Problems stem from lack of accountability
By BRYCE FIEDLER
Every government body deals with its share of problems. In an ideal world, proper oversight systems are in place so that when those issues arise, the right people can be held accountable. But what happens when a government department answers to virtually no one? Look no further than the South Carolina Department of Disabilities and Special Needs (DDSN), which has been the site of alleged abuse and exploitation for nearly a decade.
The DDSN provides services and care for individuals suffering from intellectual disabilities, autism, and brain injuries.
Two Legislative Audit Council reports, one in 2008 and one in 2014, leveled heavy criticism against the agency.
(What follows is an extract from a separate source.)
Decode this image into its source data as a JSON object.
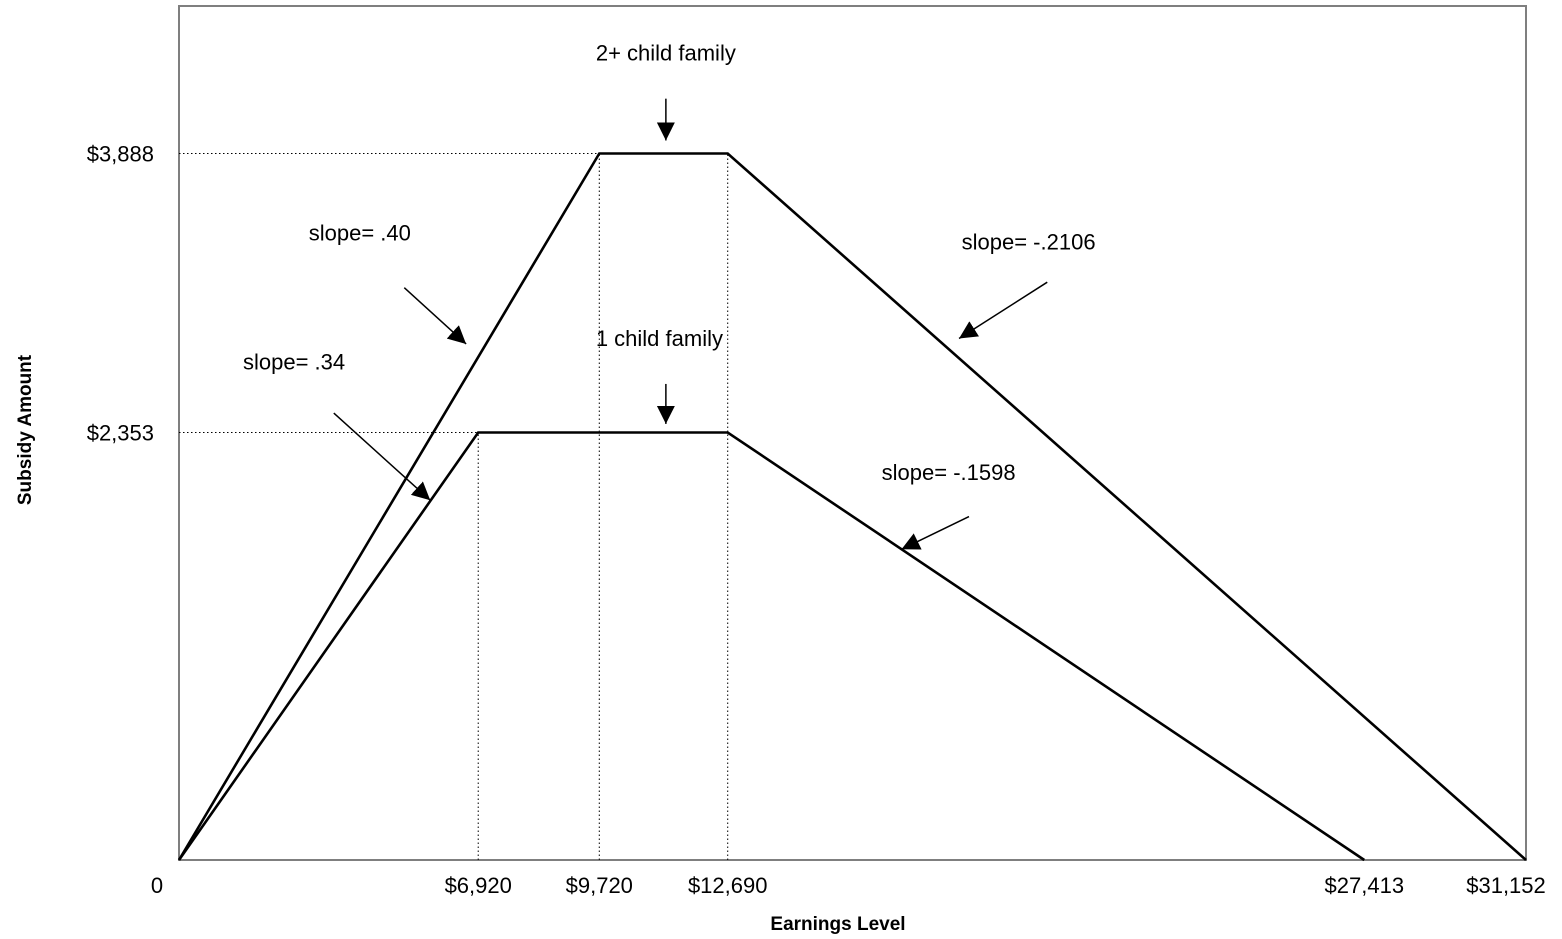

The reports indicate that “consumers’ funds are often mishandled by DDSN board staff”, and that “DDSN’s procedures to handle threats to consumer safety” may not be sufficient.
There were even accusations of staff “jumping on” on a resident of a group home early last year, leaving the individual with a bruised rib.
All of this begs the question: Who can citizens hold accountable? The answer is, practically, no one.
The department is governed by a seven-member commission and a director selected by the commission. Commissioners are appointed by the governor and confirmed by the Senate. The director can only be removed by the commission, and commissioners can only be removed by the governor for narrowly defined criteria. This means it’s virtually impossible for anyone, especially taxpayers, to hold DDSN accountable when problems arise.
Instead of addressing the core issue – a proper accountability structure – lawmakers have unsuccessfully tried to hold the agency accountable themselves. The House healthcare oversight subcommittee is currently conducting a study to investigate DDSN, and many of its findings have left lawmakers puzzled.
Rep. Phyllis Henderson who chairs the committee said “They have so many programs with all these moving targets and all these multi-county things, I don’t know how they are doing what they are doing.”
While it’s concerning that the committee can’t understand DDSN, legislative oversight committees have no real power to begin with – meaning they can’t hold DDSN accountable. Beyond gathering information and making suggestions, there is little lawmakers can do without actually changing the law.
Time and time again, legislative committees have proven themselves ineffective at holding subordinate agencies accountable. Just consider the abysmal oversight by the Public Utilities Review Committee over the VC summer project. Had they done their job and identified the glaring red flags before them, ratepayers might not be burdened with billions of dollars in debt.
The correct solution would be to place the DDSN under the direct control of the governor. Even Rep. Henderson agreed: “Honestly, without studying it in greater detail, I think this whole thing needs to be a cabinet agency and all these boards need to go away.”
A bill to do just that – for DDSN, at least – was introduced in the Senate this year. S.180 would allow the governor to appoint the DDSN director with confirmation by the Senate, and remove him or her at will. The bill is currently in committee and may be addressed next session.
Lawmakers are in over their heads with this and they know it. If they want to fix the problem, and it sounds like they do, they should hand the keys over to someone who can get the job done.